Although a smoking article according to the disclosure may take on a variety of implementations, as discussed in detail herein, the use of the smoking article by a consumer will be similar in scope. The foregoing description of use of the smoking article is applicable to the various implementations described through minor modifications, which are apparent to the person of skill in the art in light of the further disclosure provided herein.
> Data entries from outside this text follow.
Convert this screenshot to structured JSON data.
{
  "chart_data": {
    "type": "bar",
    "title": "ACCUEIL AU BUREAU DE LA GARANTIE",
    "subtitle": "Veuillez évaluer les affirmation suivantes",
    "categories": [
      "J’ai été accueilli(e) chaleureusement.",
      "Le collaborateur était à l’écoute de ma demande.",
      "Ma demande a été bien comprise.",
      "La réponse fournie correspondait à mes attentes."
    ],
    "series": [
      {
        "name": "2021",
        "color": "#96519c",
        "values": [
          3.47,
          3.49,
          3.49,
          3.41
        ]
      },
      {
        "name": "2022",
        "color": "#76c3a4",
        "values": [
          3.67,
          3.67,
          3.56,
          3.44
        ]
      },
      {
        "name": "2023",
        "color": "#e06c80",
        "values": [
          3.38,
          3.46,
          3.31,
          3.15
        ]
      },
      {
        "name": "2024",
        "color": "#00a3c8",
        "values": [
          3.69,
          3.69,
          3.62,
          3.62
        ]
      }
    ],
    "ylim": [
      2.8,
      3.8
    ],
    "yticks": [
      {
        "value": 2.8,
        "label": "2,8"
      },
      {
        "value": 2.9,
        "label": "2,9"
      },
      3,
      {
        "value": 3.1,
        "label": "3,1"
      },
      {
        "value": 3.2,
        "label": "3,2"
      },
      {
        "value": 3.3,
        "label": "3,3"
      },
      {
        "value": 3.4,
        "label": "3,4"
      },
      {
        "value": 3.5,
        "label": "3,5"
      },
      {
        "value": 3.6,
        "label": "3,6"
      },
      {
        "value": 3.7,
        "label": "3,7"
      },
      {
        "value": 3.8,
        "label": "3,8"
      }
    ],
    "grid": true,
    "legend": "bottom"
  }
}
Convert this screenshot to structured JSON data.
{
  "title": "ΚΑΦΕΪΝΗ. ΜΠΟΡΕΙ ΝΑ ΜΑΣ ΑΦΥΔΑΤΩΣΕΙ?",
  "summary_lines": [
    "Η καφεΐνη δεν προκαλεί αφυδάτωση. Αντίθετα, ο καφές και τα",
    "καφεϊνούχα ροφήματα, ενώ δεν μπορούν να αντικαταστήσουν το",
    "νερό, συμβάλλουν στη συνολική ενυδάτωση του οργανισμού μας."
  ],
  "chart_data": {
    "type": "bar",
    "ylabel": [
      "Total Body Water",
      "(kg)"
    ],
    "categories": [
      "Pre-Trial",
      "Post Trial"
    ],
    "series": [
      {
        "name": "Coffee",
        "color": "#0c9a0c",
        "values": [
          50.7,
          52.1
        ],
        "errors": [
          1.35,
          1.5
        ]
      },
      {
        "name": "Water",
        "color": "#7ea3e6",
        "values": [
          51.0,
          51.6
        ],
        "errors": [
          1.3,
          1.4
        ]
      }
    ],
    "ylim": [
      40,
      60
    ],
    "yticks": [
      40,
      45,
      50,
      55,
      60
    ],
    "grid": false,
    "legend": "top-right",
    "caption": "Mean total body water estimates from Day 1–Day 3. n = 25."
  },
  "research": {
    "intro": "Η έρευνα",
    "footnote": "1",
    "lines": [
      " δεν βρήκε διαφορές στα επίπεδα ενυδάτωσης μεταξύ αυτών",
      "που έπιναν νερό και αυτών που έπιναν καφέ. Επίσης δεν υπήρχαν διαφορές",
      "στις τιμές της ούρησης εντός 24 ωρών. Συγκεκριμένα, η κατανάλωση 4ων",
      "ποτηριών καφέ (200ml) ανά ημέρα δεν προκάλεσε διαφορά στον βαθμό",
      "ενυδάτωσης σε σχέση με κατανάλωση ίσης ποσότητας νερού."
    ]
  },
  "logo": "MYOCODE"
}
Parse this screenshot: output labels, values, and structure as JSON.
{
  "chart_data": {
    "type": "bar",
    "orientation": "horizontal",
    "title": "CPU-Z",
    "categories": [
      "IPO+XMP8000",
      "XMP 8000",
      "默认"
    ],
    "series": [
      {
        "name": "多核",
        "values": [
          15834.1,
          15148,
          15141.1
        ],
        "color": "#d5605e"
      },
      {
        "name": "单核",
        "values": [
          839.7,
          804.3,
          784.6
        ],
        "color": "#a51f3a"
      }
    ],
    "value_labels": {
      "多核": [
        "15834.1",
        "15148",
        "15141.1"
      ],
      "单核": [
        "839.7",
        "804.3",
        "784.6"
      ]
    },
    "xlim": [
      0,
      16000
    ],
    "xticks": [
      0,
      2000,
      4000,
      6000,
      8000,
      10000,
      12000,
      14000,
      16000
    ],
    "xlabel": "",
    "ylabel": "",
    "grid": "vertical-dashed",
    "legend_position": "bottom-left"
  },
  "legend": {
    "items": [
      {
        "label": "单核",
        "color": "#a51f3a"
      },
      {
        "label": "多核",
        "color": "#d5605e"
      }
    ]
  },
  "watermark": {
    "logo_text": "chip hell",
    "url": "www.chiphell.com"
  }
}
The description of use, however, is not intended to limit the use of the inventive article but is provided to comply with all necessary requirements of disclosure herein.
Many modifications and other embodiments of the disclosure will come to mind to one skilled in the art to which this disclosure pertains having the benefit of the teachings presented in the foregoing descriptions and the associated drawings. Therefore, it is to be understood that the disclosure is not to be limited to the specific embodiments disclosed herein and that modifications and other embodiments are intended to be included within the scope of the appended claims. Although specific terms are employed herein, they are used in a generic and descriptive sense only and not for purposes of limitation.